Qu'y a-t-il de nouveau ?

La trêve est sur le fil du rasoir. Les affrontements ont repris et l’on parle désormais d’une "Intifada des couteaux". Mais, dans le jeu énervant entre Israéliens et Palestiniens, se produisent quand même des rencontres qui changent la vie.
Andrea Avveduto

Il fallait s'y attendre… comme on s’attend au refrain d’une chanson triste, déjà entendue et réentendue. Un nouveau cycle de violence est en train de détruire la trêve précaire conclue entre Israéliens et Palestiniens. Jérusalem est touchée par des manifestations et des attentats que les médias ont tout de suite appelés : "Intifada des couteaux".

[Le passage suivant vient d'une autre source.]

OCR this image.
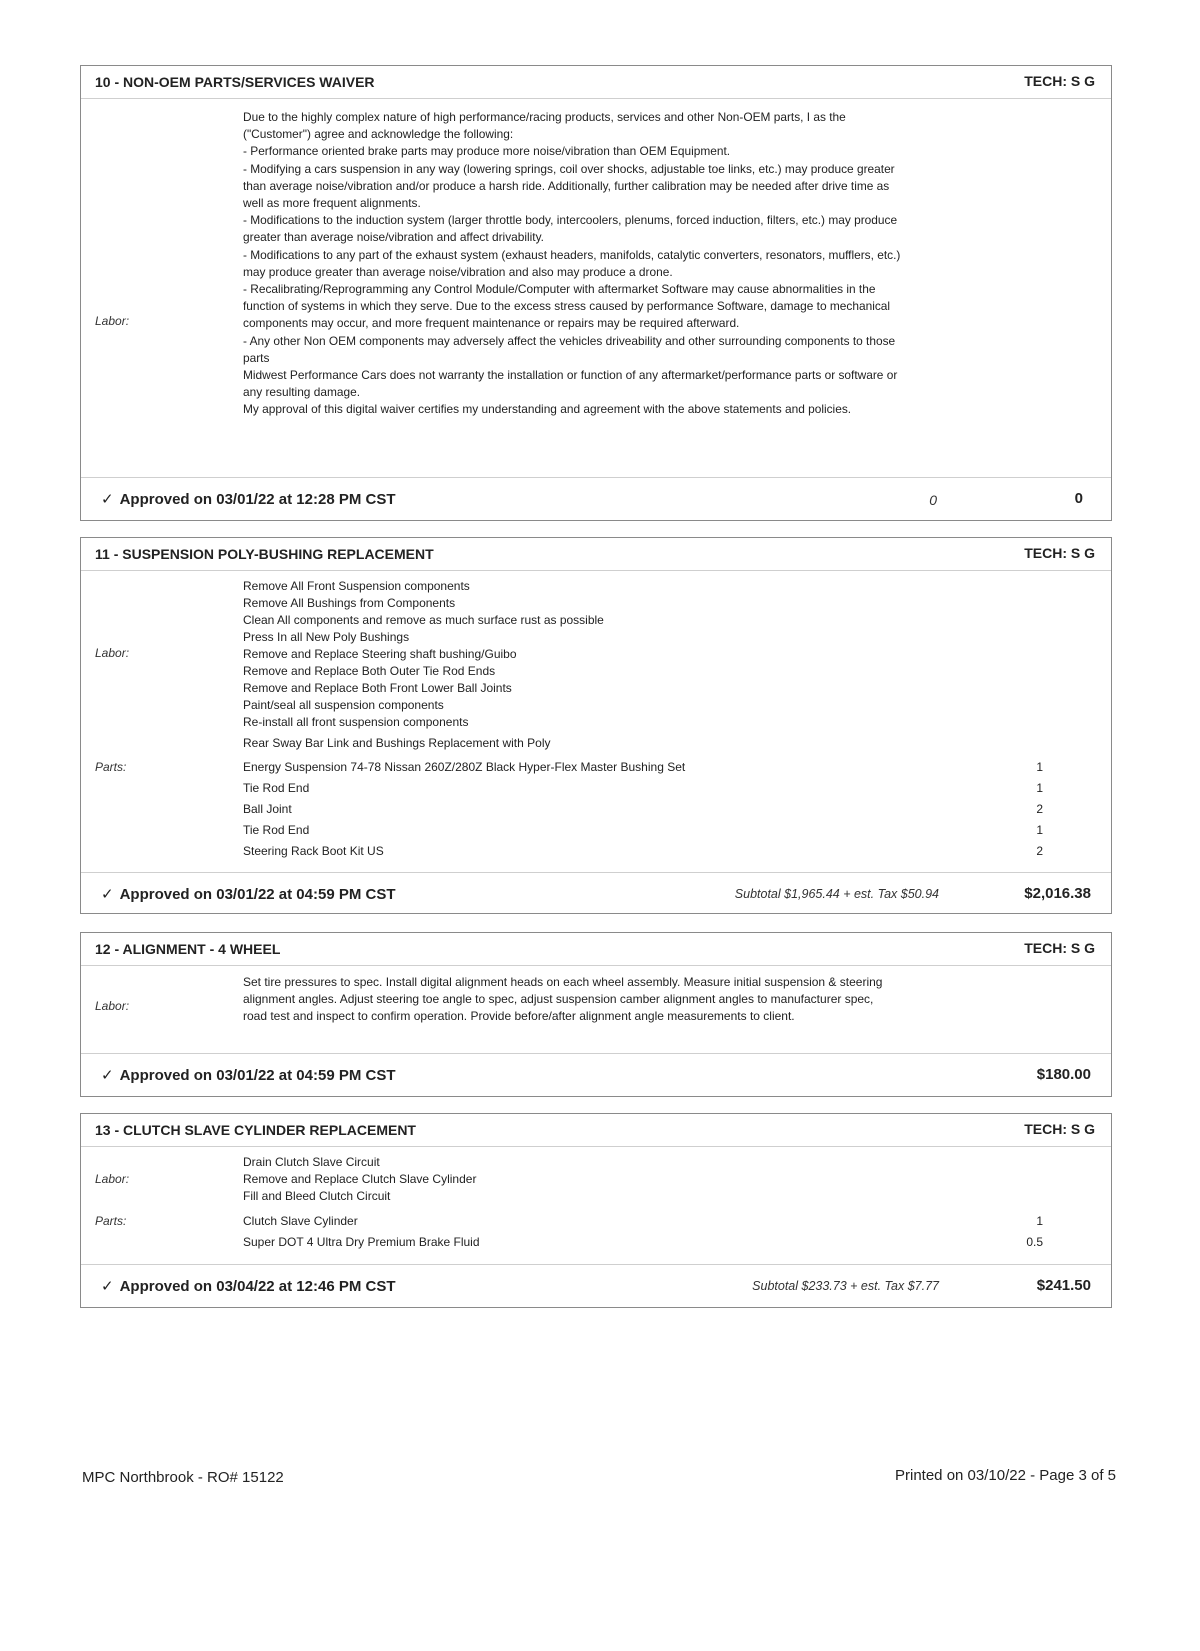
10 - NON-OEM PARTS/SERVICES WAIVER	TECH: S G
Labor:
Due to the highly complex nature of high performance/racing products, services and other Non-OEM parts, I as the ("Customer") agree and acknowledge the following:
- Performance oriented brake parts may produce more noise/vibration than OEM Equipment.
- Modifying a cars suspension in any way (lowering springs, coil over shocks, adjustable toe links, etc.) may produce greater than average noise/vibration and/or produce a harsh ride. Additionally, further calibration may be needed after drive time as well as more frequent alignments.
- Modifications to the induction system (larger throttle body, intercoolers, plenums, forced induction, filters, etc.) may produce greater than average noise/vibration and affect drivability.
- Modifications to any part of the exhaust system (exhaust headers, manifolds, catalytic converters, resonators, mufflers, etc.) may produce greater than average noise/vibration and also may produce a drone.
- Recalibrating/Reprogramming any Control Module/Computer with aftermarket Software may cause abnormalities in the function of systems in which they serve. Due to the excess stress caused by performance Software, damage to mechanical components may occur, and more frequent maintenance or repairs may be required afterward.
- Any other Non OEM components may adversely affect the vehicles driveability and other surrounding components to those parts
Midwest Performance Cars does not warranty the installation or function of any aftermarket/performance parts or software or any resulting damage.
My approval of this digital waiver certifies my understanding and agreement with the above statements and policies.
✓ Approved on 03/01/22 at 12:28 PM CST	0	0
11 - SUSPENSION POLY-BUSHING REPLACEMENT	TECH: S G
Labor:
Remove All Front Suspension components
Remove All Bushings from Components
Clean All components and remove as much surface rust as possible
Press In all New Poly Bushings
Remove and Replace Steering shaft bushing/Guibo
Remove and Replace Both Outer Tie Rod Ends
Remove and Replace Both Front Lower Ball Joints
Paint/seal all suspension components
Re-install all front suspension components
Rear Sway Bar Link and Bushings Replacement with Poly
Parts:	Energy Suspension 74-78 Nissan 260Z/280Z Black Hyper-Flex Master Bushing Set	1
Tie Rod End	1
Ball Joint	2
Tie Rod End	1
Steering Rack Boot Kit US	2
✓ Approved on 03/01/22 at 04:59 PM CST	Subtotal $1,965.44 + est. Tax $50.94	$2,016.38
12 - ALIGNMENT - 4 WHEEL	TECH: S G
Labor:
Set tire pressures to spec. Install digital alignment heads on each wheel assembly. Measure initial suspension & steering alignment angles. Adjust steering toe angle to spec, adjust suspension camber alignment angles to manufacturer spec, road test and inspect to confirm operation. Provide before/after alignment angle measurements to client.
✓ Approved on 03/01/22 at 04:59 PM CST	$180.00
13 - CLUTCH SLAVE CYLINDER REPLACEMENT	TECH: S G
Labor:
Drain Clutch Slave Circuit
Remove and Replace Clutch Slave Cylinder
Fill and Bleed Clutch Circuit
Parts:	Clutch Slave Cylinder	1
Super DOT 4 Ultra Dry Premium Brake Fluid	0.5
✓ Approved on 03/04/22 at 12:46 PM CST	Subtotal $233.73 + est. Tax $7.77	$241.50
MPC Northbrook - RO# 15122	Printed on 03/10/22 - Page 3 of 5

Tout commence le 8 septembre. Le ministre de la Défense, Moshe Yaalon, signe un décret interdisant aux civils musulmans la garde de la mosquée Al Aqsa sur l’Esplanade. L’interdit est prononcé pour éviter que les hébreux qui visitent le lieu à l’occasion de leur Nouvel an, ne soient pris à partie par les activistes islamistes. En réponse, pendant la nuit du 12 au 13 septembre, un groupe de Palestiniens élève des barricades devant la seconde mosquée, la plus grande de l'islam, ce qui provoque l’intervention des forces de sécurité israéliennes. L'affrontement s’aggrave très vite.

LA JEEP ET LA PRISON
Le summum est atteint le 1er octobre : un couple israélien est tué par des extrémistes palestiniens pendant un voyage dans le nord de la Cisjordanie. En représailles, les autorités israéliennes interdisent l’accès de la vieille ville de Jérusalem à tous les Palestiniens qui ne résident pas dans le quartier mais provoquent des désordres en Israël et dans les Territoires. Le vendredi 16 octobre est proclamé "premier vendredi de la colère" et, pendant la nuit, quelques Palestiniens incendient la tombe du patriarche Joseph à Naplouse. Suivent d’autres affrontements et attentats. Le bilan (provisoire) fait état de 500 Arabes arrêtés dont 145 mineurs, d'une soixantaine de morts et de six mille blessés.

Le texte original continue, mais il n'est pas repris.